I was recently included in a writing relay, over on my other blog. The topic was ‘hope’. I thought long and hard about what I should write about. Hope is such a powerful word, and after reading the achingly beautiful and poignant responses from my fellow baton holders, I very nearly didn’t write anything at all. I asked myself, “What do you know about hope?”

I was met with my own silence.

And so, as I always do when I need some time to think, I laced up my trainers and hit the road running.

I ran along the riverside and through the park, and listened to the sound of my breath as it left my lungs and met with the warm air. I felt the beads of sweat roll down my lower back, collecting in the waistband of my running shorts. I watched, as other runners approached me, gesturing my presence with that welcoming nod that humbly conveys, “We are in this together”. I ran and ran, and thought and thought.

I think about a lot of things when I run. I often think about my Mum and wonder what life would be like if she was still here. I try to remember what her voice sounded like and allow myself to wallow in long-gone memories that linger in the corners of my mind. I think about her fight with depression and the lessons I was unwittingly taught in the aftermath of her death. I think about my own struggles and how they have shaped me along the way. I think about my life and what I hope to achieve from it, and the ways in which I can strive for a future full of honesty, love, compassion and inspiring others.
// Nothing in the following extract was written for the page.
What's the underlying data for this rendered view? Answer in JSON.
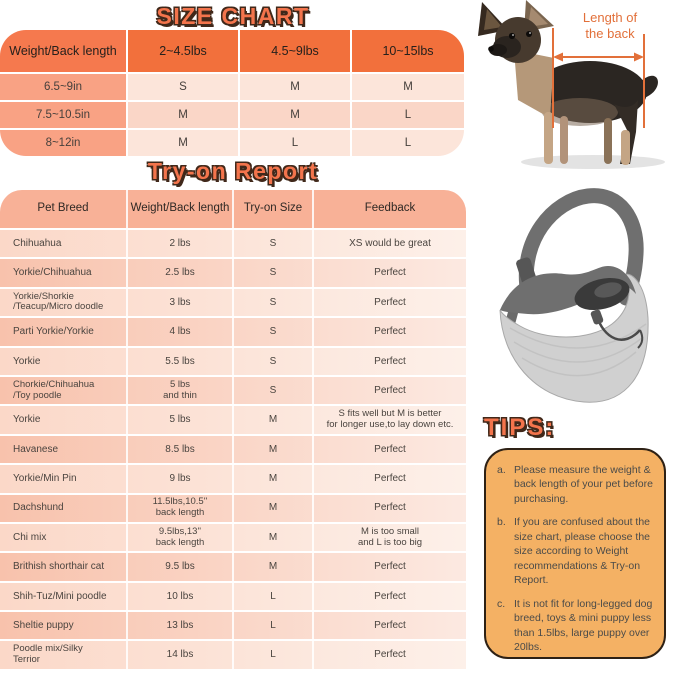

Running centres me and gives me space to breathe easy. It challenges me to overcome difficult times by digging deep and listening to my heart, knowing that there is no advance without adversity.

Running provides me with a desire to reach out to life and grab it with both hands. In three months time, I’ll be running my first ultra marathon, a race that, just two years ago, would have been an inconceivably impossible distance to complete. But through running, through breaking down barriers bit-by-bit, I’ve learnt to endure, to trust not only the strength of my own body, but my mental tenacity. It’s an empowering sensation, to know that something that once seemed so unreasonably difficult, was mastered through a potent mix of sheer determination, gritted teeth and hope.

Hope is the basic, yet deep foundation that supports my sky-scraping love for running.

For LIFE.

And now it’s my turn to pass the baton along.

Melanie passed it to Jerrod, and Jerrod passed it to me.

I’d like to pass the baton of hope to Marie from My Cyber House Rules, Dan Cartwright, Tom from Running Physio and Jen from Two Itchy Feet.